Mechanical forces are known to regulate the development, homeostasis and regeneration of multicellular tissues. To illustrate the mechanics involved in skin function, Horsley with E. Dufresne, used traction force microscopy to discover the physical properties of epithelial cell clusters. Using genetics, function-blocking antibodies and mathematical modeling, their work revealed the significance of physical cohesion through cadherin molecules with the coordination of mechanical force throughout multicellular clusters. Together with M. King, they identified a role of nuclear-cytoskeletal adhesion during the growth of the hair follicle. They found that inner nuclear membrane proteins of the Sun family are required for the process of keratinocyte adhesion and hair follicle structure through regulation of the cytoskeleton.

== Awards ==
In 2008, Horsley was a regional finalist in the Blavatnik Awards for Young Scientists.

In 2012, Horsley received the Presidential Early Career Award for Scientists and Engineers for her research of skin cell generation.

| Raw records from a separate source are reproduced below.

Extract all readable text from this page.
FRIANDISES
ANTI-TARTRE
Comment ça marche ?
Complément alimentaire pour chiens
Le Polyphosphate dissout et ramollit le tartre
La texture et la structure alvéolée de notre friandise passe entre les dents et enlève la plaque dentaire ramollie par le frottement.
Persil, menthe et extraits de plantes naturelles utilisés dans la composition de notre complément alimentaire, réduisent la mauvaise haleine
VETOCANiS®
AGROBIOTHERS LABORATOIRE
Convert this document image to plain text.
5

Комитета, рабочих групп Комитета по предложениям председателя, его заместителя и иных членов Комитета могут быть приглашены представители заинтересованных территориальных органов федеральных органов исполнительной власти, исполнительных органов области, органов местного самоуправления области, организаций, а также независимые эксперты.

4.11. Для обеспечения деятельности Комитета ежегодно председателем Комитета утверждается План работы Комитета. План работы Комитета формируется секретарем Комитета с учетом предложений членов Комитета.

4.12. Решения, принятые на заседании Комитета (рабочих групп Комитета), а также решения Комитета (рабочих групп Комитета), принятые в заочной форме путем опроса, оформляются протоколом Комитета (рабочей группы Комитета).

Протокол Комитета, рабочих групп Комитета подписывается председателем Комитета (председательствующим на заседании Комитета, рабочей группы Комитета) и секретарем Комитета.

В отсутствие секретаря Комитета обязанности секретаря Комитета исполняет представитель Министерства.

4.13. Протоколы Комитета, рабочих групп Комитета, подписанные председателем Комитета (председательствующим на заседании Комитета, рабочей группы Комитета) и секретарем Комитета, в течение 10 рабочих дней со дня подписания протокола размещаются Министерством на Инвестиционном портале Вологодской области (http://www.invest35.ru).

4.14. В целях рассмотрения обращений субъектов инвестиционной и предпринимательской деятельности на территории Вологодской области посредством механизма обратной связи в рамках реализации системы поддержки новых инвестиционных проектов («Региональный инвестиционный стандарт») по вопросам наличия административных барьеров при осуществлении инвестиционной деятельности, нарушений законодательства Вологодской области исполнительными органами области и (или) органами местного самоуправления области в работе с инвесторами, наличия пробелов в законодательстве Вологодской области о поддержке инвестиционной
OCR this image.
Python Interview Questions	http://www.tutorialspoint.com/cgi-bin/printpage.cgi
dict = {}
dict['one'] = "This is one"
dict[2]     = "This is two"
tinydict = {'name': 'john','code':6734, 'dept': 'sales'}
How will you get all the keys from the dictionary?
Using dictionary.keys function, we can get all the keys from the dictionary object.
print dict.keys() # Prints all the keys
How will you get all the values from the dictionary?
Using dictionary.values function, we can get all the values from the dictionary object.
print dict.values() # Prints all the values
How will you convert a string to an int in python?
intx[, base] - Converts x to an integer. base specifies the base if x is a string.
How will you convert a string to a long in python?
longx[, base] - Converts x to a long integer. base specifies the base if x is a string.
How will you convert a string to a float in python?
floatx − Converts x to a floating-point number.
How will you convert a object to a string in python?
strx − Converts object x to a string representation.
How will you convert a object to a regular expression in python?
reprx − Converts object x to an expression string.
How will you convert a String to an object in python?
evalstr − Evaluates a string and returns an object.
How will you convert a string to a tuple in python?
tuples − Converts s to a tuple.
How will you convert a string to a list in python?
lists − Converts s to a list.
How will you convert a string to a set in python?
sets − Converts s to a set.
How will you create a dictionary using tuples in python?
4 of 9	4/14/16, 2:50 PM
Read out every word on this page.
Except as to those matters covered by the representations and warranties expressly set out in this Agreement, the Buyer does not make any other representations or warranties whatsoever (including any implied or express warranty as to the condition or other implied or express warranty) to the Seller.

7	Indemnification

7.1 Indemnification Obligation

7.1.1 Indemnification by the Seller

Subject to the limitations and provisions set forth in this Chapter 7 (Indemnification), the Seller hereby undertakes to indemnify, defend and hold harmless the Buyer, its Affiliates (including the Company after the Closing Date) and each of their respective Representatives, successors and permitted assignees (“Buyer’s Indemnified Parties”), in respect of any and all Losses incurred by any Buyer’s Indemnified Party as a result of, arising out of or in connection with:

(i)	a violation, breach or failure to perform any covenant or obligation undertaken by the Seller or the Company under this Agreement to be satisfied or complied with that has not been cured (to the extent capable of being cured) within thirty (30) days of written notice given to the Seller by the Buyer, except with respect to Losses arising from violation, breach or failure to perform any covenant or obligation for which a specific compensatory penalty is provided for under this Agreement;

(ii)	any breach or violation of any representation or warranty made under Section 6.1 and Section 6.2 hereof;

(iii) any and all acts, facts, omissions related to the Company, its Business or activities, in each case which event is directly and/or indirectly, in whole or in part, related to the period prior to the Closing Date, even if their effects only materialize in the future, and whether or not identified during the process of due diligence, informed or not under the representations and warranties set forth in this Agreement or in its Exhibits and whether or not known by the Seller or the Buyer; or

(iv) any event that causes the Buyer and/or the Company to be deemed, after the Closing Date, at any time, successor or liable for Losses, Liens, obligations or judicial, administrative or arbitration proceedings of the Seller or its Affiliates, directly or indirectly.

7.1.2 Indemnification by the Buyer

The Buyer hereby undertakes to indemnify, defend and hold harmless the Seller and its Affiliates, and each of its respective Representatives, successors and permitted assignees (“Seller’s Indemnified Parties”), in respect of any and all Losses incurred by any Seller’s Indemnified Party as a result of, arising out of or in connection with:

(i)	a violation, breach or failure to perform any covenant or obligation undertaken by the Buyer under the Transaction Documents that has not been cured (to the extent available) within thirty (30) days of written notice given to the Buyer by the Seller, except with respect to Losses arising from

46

Also in 2012, she was one of two recipients and received the Rosalind Franklin Young Investigator Award, presented every three years by the Genetics Society of America and the American Society of Human Genetics to two top women scientists in the field of genetics.

In 2016, Horsley received the Montagna Lecture Award from the Society of Investigative Dermatology.

In 2018, Horsley received the Graduate Division in Biomedical and Biological Sciences Distinguished Alumnus award from Emory University.

Horsley's work and lab are supported by federal funding from the National Institutes of Health.

== Public service ==
After realizing the lack of scientists in political decision making, Horsley made her first run for elected office in 2018, running for state senate in CT. She lost the three-way Democratic primary to Jorge Cabrera.

Horsley was elected to Hamden's legislative council in CT in 2019, winning the 4th district.

== Controversy ==

In 2020, Horsley was involved in a Twitter feud.

In 2021, Horsley had a dispute with fellow Hamden councilmember Justin Farmer, when she asked that he address her as "doctor", which was requested by the Hamden Council President a few months earlier in solidarity with Jill Biden. Her resignation was requested but Horsley finished her term.

Despite this political opposition, Horsley has actively supported diversity in science as a founding co-Chair of Society of Investigative Dermatology's Diversity Committee.